What are these, then? It asked, showing me limbs that grew out of it’s sides. Huge, black bat’s wings, with a curved talon at the edges.
“Whoa!” I spluttered. “You- you’re- HELP! SOMEONE HELP!” I shouted, but the only listeners to my plea were the cat and the wind. The cat laughed, the sound coming from its mouth this time, ringing off the walls of the area it had flown to. It was a mountainous valley.
It put its tail around my throat and brought me up to eye level. I whimpered in fear and tried to escape its clutches, but to no avail.”
“What a wimpy kid,” Interrupted Harris Baer, a buff kid who sat at the back of the classroom and who spent every second of his time out on the field or in the sports halls of Purfrock High School playing some insanely rough sport- rugby. Ashten didn’t get rugby. To him, it was a brutal game in which huge guys throw themselves over each other and try to kill each other over a ball that isn’t even round.
“I’m sure you’d be the same, Mr. Baer,” Said Mr. Dodds icily. “Muscles will not necessarily save your life. Hercules was such a hero because he was not only brave and strong, but he had the blessings of the Gods of Olympus.” There was a groan at these last words, for everyone feared Mr. Dodds would ramble on and tell the story of Hercules’ adventures for the umpteenth time. Even Amber, the stupidest girl in the class, knew the story inside out, word by word. At the reaction of his students, Mr. Dodds stopped talking and made a flicking motion at Ashten, who continued reading.
“Do you wish me to bring you back to the ground? The Sialynx asked.
“Yes!” I shouted over the howling of the wind. “Bring me back! Fast!”

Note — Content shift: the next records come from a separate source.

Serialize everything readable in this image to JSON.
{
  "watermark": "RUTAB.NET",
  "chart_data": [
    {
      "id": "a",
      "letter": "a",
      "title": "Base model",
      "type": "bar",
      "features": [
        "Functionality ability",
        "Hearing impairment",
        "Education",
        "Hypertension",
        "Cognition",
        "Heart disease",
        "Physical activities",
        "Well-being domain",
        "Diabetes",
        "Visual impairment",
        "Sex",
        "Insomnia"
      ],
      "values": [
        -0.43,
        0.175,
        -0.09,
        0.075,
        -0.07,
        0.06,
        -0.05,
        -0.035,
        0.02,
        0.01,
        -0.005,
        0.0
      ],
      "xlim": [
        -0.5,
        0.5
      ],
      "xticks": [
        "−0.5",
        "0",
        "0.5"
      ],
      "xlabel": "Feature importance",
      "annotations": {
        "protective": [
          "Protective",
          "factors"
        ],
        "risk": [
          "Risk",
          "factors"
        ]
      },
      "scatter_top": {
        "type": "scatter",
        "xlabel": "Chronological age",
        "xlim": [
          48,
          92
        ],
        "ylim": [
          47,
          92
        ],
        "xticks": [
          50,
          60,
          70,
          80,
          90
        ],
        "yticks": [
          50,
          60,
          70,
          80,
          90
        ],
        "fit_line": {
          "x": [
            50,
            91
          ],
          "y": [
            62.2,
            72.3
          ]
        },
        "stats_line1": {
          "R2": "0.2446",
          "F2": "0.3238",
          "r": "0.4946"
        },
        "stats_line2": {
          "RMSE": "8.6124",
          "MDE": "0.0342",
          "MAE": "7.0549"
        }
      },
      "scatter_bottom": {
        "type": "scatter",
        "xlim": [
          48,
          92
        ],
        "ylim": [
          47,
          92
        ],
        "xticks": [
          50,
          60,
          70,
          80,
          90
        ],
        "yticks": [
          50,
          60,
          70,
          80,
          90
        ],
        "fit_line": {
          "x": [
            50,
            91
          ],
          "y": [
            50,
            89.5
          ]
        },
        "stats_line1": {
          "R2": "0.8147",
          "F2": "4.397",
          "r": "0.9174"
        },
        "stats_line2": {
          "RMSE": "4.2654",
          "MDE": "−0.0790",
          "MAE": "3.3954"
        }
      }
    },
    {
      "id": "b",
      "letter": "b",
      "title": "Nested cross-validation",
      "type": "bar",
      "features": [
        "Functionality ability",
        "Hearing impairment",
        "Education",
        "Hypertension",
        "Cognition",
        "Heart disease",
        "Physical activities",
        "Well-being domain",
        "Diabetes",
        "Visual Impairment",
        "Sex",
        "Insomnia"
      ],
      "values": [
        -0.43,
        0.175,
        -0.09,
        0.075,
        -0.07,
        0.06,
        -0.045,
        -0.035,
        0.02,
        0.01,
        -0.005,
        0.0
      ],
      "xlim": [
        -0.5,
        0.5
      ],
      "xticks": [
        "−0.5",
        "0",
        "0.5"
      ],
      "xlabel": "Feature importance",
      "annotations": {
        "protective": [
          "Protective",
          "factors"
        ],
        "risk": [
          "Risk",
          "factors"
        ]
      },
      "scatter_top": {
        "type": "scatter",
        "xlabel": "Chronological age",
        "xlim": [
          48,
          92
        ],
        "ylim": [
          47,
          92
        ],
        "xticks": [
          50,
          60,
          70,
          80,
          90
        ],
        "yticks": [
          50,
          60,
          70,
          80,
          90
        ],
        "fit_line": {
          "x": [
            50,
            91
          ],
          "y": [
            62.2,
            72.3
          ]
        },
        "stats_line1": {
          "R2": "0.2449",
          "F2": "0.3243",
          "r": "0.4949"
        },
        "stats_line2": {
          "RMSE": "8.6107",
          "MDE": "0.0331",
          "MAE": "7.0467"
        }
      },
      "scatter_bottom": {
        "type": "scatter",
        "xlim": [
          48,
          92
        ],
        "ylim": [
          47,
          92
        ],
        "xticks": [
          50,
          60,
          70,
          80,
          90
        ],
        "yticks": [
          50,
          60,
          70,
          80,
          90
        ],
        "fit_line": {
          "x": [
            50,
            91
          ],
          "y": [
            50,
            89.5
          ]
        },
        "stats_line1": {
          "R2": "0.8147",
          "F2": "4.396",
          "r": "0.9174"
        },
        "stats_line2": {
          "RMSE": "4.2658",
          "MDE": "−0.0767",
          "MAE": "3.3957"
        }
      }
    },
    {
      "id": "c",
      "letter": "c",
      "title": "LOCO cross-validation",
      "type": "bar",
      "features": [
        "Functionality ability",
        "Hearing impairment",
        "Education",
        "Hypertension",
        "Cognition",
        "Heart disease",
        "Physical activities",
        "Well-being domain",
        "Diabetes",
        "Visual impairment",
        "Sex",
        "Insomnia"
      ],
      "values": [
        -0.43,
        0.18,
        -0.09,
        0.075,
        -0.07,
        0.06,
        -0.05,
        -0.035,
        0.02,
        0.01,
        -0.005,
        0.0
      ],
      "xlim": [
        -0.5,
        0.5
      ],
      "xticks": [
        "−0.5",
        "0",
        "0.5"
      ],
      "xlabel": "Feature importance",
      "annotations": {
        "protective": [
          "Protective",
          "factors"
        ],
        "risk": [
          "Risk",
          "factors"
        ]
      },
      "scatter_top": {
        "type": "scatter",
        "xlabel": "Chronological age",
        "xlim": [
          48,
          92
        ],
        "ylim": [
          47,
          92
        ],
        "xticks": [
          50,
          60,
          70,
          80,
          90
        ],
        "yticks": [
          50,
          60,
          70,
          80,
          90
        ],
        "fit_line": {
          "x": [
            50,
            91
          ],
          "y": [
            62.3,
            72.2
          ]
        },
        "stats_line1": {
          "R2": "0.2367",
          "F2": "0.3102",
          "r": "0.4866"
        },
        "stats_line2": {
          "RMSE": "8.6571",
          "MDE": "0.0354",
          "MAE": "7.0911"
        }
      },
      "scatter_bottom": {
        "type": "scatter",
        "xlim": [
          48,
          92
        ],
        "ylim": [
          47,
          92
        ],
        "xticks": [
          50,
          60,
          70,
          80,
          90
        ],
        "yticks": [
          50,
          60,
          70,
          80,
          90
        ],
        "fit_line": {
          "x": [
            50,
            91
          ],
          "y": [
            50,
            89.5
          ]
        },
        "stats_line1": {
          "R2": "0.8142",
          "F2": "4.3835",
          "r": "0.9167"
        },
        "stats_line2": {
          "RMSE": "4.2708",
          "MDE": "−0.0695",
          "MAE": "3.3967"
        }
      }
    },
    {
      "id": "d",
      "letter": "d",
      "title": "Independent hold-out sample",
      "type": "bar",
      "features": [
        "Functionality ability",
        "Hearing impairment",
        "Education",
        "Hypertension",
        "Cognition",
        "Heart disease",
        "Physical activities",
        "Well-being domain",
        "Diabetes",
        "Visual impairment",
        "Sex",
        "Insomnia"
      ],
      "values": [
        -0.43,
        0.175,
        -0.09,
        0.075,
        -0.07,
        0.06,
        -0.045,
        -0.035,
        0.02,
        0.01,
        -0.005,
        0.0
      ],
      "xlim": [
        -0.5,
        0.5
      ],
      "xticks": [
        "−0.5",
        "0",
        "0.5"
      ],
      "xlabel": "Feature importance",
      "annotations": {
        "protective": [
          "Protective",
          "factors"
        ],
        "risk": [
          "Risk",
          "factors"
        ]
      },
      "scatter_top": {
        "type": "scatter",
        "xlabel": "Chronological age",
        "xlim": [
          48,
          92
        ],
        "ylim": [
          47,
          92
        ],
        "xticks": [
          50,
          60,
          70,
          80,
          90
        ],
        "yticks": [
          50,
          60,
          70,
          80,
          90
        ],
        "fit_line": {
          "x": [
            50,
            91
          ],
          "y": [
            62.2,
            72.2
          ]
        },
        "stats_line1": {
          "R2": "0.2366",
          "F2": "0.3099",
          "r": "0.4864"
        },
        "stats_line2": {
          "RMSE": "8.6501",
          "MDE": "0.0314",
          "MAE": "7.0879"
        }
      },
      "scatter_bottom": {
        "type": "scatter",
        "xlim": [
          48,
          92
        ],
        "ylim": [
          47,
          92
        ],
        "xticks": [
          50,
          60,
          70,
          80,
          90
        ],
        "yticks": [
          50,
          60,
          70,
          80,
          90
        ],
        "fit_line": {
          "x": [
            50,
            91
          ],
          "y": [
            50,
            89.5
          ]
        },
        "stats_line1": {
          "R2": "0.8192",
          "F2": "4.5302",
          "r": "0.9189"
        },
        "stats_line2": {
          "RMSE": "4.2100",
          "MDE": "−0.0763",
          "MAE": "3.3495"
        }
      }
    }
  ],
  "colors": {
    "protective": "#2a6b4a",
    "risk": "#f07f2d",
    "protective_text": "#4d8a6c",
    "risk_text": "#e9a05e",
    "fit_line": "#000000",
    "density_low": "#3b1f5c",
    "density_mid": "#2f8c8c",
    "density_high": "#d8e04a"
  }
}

Fast? A wicked light appeared in its eyes. Very well. I breathed out in relief and looked down. We were above a cliff that had a sheer drop. The sight made me fell giddy, so I screwed my eyes shut. A second later, I felt like the cat’s shiny claws did not encase me. I was free! Free, from everything.
I sighed, my eyes still shut lightly, and smiled, feeling the wind envelop me. It tasted of everlasting freedom. And since then, everlasting freedom is what I have had.” Stunned, Ashten didn’t even bother to make another practical joke, and read out loud in mock voice, “the END.”
The whole class looked at him with bated breath and utter silence. Mr. Dodds shook his head and smiling, patted Ashten on the shoulder.
“Thank you, Mr. Salas. You may sit down.”
Still in shock, Ashten walked down the aisle where he sat down at his desk, shaking. Logan, for once, had his gaze fixed on Mr. Dodds, who had just packed his bag. “That is all for today. Class dismissed.” As usual, he held out the door for the students to exit. Amber walked out proudly, flinging her long hair as she strutted down the corridor. Harris squeezed out the door. Maria gathered up her books and walked silently out of the class with a thank you to Mr. Dodds. Logan and Ashten were last to leave.
“Until tomorrow, boys,” Mr. Dodds said, and looked them in the eye. His usual hazel eyes flashed an electrical blue, until they were bluer than the midday sky, bluer than a bluebell.